Government record keeping director Antony Moss said the Archives had consulted with government agencies on their new duties and what should be archived.
For example, he said the managed system of isolation and quarantine is brand new and something that has never been seen before, so the Archives are making sure that the Department of Business, Innovation and ‘Emploi documents everything he owes around the MIQ.
They also gave advice on things like keeping records in government buildings or the upcoming vaccine pass system.
“The rules that existed before Covid pretty much apply,” Moss said. “In today’s environment, they still make sense.
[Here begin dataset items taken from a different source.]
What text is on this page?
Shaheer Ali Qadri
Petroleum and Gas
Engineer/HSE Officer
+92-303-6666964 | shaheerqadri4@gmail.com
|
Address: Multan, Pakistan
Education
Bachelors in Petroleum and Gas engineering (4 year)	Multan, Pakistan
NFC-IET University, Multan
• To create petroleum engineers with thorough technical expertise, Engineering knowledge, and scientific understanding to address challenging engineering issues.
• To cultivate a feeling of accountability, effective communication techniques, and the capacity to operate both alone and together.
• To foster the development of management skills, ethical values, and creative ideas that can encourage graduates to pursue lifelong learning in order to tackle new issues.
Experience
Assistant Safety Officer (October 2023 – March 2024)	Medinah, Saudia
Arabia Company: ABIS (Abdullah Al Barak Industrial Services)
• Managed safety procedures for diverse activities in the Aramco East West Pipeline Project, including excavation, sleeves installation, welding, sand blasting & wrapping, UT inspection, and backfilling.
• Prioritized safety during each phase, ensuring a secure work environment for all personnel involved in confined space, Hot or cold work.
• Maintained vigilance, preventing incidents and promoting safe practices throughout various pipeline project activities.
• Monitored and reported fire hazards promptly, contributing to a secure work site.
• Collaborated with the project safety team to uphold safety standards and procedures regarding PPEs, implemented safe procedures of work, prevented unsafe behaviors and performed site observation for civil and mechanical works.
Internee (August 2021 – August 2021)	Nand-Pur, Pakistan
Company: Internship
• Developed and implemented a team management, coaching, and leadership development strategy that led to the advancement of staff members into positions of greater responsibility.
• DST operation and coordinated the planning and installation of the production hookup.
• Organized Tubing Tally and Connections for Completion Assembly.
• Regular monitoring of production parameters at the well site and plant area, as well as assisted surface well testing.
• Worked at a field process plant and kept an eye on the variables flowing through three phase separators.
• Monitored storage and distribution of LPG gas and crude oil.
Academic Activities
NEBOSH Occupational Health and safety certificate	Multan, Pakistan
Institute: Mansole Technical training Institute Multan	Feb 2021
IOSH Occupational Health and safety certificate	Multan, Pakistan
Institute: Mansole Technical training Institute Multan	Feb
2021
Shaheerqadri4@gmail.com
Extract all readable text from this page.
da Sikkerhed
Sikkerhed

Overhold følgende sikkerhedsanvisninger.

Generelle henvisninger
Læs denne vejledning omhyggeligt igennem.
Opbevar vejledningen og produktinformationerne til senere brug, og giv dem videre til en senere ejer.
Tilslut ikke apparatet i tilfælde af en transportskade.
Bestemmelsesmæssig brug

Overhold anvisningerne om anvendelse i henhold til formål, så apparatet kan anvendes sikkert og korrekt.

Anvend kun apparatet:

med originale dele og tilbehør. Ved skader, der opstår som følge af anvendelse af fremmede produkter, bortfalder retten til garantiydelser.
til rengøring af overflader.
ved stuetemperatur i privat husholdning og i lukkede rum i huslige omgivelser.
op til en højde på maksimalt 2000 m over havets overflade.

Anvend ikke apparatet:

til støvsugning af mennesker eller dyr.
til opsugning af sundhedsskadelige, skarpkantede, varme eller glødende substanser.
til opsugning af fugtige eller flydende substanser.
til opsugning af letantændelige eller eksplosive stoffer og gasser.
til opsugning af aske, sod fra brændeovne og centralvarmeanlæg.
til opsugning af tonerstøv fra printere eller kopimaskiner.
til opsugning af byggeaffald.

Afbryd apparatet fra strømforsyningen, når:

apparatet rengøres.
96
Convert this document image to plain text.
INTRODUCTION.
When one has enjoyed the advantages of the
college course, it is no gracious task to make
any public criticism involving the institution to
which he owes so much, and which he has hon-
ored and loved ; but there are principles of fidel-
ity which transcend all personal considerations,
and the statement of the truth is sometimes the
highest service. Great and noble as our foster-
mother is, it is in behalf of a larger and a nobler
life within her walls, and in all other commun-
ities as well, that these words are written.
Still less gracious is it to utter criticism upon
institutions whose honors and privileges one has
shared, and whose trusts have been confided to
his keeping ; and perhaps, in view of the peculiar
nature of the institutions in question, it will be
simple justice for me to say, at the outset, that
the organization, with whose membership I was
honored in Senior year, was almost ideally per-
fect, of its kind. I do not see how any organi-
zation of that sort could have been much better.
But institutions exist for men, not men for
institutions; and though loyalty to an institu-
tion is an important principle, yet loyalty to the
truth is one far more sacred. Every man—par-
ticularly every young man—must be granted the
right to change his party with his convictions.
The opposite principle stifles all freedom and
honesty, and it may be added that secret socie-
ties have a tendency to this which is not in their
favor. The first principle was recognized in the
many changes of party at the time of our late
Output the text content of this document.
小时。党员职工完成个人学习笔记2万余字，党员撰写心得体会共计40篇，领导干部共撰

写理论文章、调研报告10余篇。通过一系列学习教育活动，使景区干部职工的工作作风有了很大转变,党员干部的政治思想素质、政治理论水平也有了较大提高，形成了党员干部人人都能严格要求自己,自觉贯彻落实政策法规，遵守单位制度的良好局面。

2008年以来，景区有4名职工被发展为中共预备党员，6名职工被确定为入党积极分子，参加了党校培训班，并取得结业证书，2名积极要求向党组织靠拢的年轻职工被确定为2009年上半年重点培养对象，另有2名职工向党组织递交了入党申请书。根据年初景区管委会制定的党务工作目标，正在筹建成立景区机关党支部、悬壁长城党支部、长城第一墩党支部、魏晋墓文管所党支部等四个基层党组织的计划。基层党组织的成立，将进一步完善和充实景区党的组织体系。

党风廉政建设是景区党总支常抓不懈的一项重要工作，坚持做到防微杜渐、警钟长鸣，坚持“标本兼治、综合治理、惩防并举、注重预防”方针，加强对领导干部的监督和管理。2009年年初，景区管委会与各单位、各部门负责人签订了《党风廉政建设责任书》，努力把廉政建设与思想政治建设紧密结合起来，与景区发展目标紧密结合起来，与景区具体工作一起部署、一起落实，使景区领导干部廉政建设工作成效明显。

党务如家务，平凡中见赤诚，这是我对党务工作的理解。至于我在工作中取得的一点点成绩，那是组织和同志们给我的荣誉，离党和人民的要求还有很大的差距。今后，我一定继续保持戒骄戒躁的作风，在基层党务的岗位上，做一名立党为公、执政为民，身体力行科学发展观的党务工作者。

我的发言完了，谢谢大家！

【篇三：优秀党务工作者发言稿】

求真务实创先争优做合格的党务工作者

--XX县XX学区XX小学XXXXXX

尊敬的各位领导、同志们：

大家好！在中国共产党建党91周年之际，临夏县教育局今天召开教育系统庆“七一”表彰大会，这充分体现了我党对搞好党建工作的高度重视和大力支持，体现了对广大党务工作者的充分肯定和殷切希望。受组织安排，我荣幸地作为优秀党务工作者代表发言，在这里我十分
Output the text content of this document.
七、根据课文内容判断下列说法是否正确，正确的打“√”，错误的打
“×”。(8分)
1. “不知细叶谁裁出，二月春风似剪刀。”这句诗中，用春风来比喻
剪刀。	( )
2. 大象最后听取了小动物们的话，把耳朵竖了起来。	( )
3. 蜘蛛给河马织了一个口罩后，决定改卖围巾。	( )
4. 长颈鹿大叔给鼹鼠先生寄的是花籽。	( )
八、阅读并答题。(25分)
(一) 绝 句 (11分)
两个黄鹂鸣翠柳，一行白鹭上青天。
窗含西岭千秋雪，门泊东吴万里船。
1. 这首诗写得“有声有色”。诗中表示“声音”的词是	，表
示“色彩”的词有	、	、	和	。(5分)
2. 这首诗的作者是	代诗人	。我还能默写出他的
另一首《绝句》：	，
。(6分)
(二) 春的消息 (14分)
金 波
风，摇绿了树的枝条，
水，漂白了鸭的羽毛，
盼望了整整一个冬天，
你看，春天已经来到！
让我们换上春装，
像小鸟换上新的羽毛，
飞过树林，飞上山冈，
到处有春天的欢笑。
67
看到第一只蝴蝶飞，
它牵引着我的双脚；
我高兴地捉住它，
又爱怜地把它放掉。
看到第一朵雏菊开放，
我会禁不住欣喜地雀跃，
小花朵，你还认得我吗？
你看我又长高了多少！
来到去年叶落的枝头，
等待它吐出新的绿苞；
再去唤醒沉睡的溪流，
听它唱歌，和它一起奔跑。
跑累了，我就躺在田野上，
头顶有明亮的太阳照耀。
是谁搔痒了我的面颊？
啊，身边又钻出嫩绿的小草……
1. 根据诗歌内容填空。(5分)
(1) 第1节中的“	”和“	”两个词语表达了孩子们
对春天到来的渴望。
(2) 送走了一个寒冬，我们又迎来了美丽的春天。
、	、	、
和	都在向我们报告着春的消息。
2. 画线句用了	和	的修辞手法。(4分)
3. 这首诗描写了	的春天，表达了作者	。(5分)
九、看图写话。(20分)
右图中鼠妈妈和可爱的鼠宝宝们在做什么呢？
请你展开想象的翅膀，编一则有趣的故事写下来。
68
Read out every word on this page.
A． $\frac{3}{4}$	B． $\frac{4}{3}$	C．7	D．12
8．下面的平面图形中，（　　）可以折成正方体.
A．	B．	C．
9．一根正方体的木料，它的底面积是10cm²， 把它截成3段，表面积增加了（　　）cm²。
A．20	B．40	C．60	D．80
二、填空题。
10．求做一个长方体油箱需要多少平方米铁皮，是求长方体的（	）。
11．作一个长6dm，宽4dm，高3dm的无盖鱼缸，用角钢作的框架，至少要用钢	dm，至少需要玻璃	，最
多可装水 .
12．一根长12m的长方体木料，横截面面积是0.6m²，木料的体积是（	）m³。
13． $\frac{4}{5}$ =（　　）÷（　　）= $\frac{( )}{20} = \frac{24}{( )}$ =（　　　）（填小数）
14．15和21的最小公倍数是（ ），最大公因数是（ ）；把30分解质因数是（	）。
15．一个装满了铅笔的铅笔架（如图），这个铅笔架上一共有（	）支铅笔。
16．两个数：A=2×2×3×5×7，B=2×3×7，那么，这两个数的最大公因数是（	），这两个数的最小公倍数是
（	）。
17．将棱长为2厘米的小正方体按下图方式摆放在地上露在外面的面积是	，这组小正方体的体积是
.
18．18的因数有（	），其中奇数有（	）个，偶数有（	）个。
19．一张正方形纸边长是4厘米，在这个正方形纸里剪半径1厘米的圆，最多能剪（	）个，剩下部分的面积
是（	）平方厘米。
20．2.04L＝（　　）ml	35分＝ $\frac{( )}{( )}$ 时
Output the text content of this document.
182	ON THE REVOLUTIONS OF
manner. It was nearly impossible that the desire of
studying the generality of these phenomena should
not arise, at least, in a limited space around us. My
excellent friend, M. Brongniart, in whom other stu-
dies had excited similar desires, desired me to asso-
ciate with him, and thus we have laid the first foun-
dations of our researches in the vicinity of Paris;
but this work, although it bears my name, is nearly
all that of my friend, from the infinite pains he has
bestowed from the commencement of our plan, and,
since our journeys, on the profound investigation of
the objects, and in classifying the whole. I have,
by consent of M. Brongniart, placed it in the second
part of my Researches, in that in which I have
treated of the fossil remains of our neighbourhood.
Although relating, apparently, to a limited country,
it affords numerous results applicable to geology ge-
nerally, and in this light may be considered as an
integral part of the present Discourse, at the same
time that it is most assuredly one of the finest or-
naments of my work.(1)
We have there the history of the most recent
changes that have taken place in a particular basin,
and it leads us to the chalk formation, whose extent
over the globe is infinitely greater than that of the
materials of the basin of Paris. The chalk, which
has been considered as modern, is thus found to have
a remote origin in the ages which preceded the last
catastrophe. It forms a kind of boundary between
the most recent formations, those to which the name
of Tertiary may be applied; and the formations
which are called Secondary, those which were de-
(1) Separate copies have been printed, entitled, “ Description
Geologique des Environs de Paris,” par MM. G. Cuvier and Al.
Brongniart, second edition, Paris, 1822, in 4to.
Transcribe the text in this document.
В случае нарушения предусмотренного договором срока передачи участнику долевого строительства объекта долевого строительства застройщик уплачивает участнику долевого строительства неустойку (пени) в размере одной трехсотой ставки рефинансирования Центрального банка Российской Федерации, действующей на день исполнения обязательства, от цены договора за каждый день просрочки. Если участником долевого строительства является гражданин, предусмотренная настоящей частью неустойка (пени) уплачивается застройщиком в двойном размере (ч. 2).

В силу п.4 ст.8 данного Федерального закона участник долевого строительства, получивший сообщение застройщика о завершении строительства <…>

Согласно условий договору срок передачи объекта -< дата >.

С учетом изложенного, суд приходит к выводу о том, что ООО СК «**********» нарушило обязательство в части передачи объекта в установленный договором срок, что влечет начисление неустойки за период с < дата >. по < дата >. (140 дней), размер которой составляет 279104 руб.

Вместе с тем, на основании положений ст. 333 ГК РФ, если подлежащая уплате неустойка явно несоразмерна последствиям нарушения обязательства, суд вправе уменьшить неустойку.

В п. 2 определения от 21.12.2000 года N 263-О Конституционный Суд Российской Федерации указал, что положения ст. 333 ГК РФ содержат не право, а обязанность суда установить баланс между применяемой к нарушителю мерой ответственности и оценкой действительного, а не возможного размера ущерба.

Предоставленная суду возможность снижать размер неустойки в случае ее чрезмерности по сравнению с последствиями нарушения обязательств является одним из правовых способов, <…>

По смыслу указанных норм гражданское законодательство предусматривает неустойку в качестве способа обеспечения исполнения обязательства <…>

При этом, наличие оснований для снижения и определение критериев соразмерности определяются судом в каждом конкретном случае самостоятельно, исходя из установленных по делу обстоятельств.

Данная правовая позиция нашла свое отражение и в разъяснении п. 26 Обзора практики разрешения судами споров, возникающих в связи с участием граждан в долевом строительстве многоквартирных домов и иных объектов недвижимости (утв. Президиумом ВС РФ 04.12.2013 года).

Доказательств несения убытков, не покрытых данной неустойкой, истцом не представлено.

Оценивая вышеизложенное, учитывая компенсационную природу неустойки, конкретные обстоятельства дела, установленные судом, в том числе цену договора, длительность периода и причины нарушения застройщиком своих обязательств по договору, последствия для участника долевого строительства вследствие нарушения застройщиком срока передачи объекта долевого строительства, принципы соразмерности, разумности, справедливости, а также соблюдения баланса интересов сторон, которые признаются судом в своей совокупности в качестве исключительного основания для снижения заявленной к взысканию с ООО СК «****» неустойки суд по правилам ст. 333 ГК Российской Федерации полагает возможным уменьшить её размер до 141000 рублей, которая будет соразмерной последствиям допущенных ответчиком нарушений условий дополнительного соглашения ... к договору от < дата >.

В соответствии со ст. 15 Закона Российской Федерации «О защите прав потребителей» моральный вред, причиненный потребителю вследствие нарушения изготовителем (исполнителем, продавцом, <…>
But when there are areas of confusion, we offer advice to agencies. “
One area of confusion has been Zoom meetings, with agencies debating whether to keep all of the recorded video of a meeting, or just the minutes as before.
Wybrow said that in some situations the minutes and a summary are sufficient, but for larger or meaningful meetings they expect agencies to keep and archive the full video.
He said another area of interest is algorithms.
“One of the challenges we’ll face is how to make sure that an algorithm is represented accurately so that you have the context in which a decision was made,” Wybrow said.
“If you allow an algorithm to make the decisions for you, at least you need to know what the basis of the algorithm is to make that decision. “
They said agencies need to be able to explain how their algorithms work and keep that data for later review.
The Archives and the National Library also have Treaty of Waitangi obligations, but they are broader in scope for the Archives.
For example, if a treaty claim were made regarding government decision making during the pandemic and the impact of those decisions on Maori, the Archives would play a key role in providing evidence to the Crown or Maori.
Wybrow said the treaty is one of the three key principles of information retention decisions.
As for memes, unless they were used for official government business, they are unlikely to be kept in the National Archives.